Vigeland has been interested in researching and treating ARDS since she started residency at Johns Hopkins University School of Medicine in 2010. The H1N1 pandemic was ramping down, but she was still seeing its effects.

“I would take care of people with ARDS, and I would have to explain to their loved ones that we didn’t have a treatment to cure them,” Vigeland said. “We had to hope that their lungs would heal themselves, kind of like now with COVID-19. That really drove home to me the importance of research and the ability to create treatments. I wanted to help create something better.”

And so she began. She stayed at Johns Hopkins for a fellowship in pulmonary diseases and critical care medicine. From there she chose to continue her career at UNC, where her lab has been working to better understand lung inflammation and repair.
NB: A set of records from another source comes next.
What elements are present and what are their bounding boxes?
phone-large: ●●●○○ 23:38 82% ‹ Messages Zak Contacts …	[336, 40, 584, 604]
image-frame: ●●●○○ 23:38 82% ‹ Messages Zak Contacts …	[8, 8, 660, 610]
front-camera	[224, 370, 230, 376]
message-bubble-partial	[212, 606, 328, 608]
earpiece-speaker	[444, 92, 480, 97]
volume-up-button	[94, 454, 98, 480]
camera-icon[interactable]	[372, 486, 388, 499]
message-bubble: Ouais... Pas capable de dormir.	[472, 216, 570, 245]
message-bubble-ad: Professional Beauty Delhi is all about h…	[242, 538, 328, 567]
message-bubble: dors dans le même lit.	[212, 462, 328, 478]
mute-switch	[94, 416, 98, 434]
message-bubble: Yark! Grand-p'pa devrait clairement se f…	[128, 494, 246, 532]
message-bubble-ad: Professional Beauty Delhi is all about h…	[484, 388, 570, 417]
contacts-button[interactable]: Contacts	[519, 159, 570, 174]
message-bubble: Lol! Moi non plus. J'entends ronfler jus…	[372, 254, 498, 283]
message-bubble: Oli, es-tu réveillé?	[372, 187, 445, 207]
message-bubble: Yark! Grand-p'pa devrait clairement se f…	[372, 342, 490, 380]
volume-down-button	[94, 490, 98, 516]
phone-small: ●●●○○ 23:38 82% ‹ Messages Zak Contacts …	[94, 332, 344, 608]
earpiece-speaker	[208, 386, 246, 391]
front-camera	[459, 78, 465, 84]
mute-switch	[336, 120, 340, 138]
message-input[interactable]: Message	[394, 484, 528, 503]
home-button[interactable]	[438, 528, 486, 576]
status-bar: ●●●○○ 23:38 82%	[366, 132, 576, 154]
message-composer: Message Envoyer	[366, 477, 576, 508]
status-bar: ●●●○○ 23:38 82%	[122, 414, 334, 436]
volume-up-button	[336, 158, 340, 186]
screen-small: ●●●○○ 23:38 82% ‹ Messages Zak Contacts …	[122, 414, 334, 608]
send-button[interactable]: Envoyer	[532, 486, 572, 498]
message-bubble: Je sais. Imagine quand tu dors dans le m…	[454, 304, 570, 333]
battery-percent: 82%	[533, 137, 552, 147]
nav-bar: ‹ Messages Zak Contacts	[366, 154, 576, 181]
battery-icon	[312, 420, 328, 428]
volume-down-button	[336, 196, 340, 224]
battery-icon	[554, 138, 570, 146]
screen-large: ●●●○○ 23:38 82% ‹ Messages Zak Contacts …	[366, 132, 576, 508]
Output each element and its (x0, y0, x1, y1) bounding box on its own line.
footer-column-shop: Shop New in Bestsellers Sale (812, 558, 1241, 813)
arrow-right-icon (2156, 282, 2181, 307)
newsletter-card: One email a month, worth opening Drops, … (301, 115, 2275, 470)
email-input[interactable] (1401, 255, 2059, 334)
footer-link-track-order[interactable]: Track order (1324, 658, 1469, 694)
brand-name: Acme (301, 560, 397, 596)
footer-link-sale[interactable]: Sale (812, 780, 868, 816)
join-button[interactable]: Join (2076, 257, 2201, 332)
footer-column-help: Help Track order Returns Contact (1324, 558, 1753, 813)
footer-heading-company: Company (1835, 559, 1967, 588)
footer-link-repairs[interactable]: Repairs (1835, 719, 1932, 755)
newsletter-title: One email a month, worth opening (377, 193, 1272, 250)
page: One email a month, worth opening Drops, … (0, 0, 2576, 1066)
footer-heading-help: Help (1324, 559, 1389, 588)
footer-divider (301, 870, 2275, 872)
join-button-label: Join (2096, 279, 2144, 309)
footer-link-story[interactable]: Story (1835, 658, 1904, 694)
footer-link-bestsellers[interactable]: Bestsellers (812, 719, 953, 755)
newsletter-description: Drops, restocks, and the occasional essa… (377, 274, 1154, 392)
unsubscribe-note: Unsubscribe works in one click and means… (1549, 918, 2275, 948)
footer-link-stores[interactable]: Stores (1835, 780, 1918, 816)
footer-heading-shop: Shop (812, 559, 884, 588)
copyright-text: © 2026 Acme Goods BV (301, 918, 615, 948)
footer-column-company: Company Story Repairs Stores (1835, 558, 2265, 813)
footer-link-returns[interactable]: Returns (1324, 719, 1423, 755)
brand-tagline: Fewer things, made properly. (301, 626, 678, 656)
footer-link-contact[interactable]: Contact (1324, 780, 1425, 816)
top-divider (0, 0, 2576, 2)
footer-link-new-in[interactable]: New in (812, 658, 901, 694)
“As of now, we don’t have treatments that are able to reverse the underlying lung inflammation in ARDS. We can treat the underlying problem that causes it, but we can only offer supportive care. We just have to hope the body heals the inflammation on its own. We want to know how to better support that process and make it happen faster.”

Faster healing is what everyone wants right now, especially the sickest COVID-19 patients.

“We are seeing people recover, but it is a long recovery. Patients could be in the hospital for days or weeks recovering from this illness.”

There are many challenges involved when taking care of ICU patients, especially during a pandemic. They need more attention, more help, and more monitoring than other patients.

“When people are so sick, we have to keep an eye on everything – how much they’re eating, how much fluid they’re getting, their oxygen levels, their heart rate. They also end up needing help to do things like using the bathroom or rolling over in bed.”

This type of care requires more contact from staff, nurses and physicians.

“We’re wearing PPE for a large amount of our 12-hour shifts, especially nurses, who may be wearing it for their entire shifts. We’ve also adapted in order to preserve PPE. We try to do our rounds on all of the patients at once, and are limiting some of the staff at the patient’s bedside to those who truly need to be there.”

Another change to their routine is the daily afternoon phone call they make to patient family members to provide updates on their loved ones’ conditions. She knows families are frustrated. They want a cure for COVID-19 that’s guaranteed to work for their friend, sibling, parent, grandparent, child or partner who is battling the virus. She hopes for patience from these loved ones, but understands their feelings and the gravity of the situation.

“It is very stressful taking care of ICU patients. You are always preparing yourself for ‘what if.’ You are always looking for problems that could pop up and cause the patient to get sicker. And sometimes they do get sicker for reasons that aren’t immediately apparent.”

Just like many other scientists and physicians, Vigeland is working towards progress – in treating current patients, in learning more about the disease, and in finding a better way forward. While the country’s attention may be focused on research in a way it potentially has never been, Vigeland is cautiously optimistic.

“Research is really a process. It takes time to figure out what’s safe and effective. We need to absorb new information with a critical eye. We have to be constantly bringing in new data to try and find the best treatment, and then we reevaluate what we’re doing to make sure it’s the right thing.”

“It’s also important to accept that research has its limitations. We’ve come very far in certain ways and with certain diseases, but there are still things like the flu that we can’t completely get rid of, in addition to new diseases arising all the time. However, research is really the only way we can make significant progress.”

“My hope for my career is to continue what I’m doing now. I love taking care of patients, and I hope with my research to help contribute to our overall understanding of ARDS, and find new treatments for this disease.”

The division of pulmonary diseases and critical care medicine is in the UNC Department of Medicine at the UNC School of Medicine.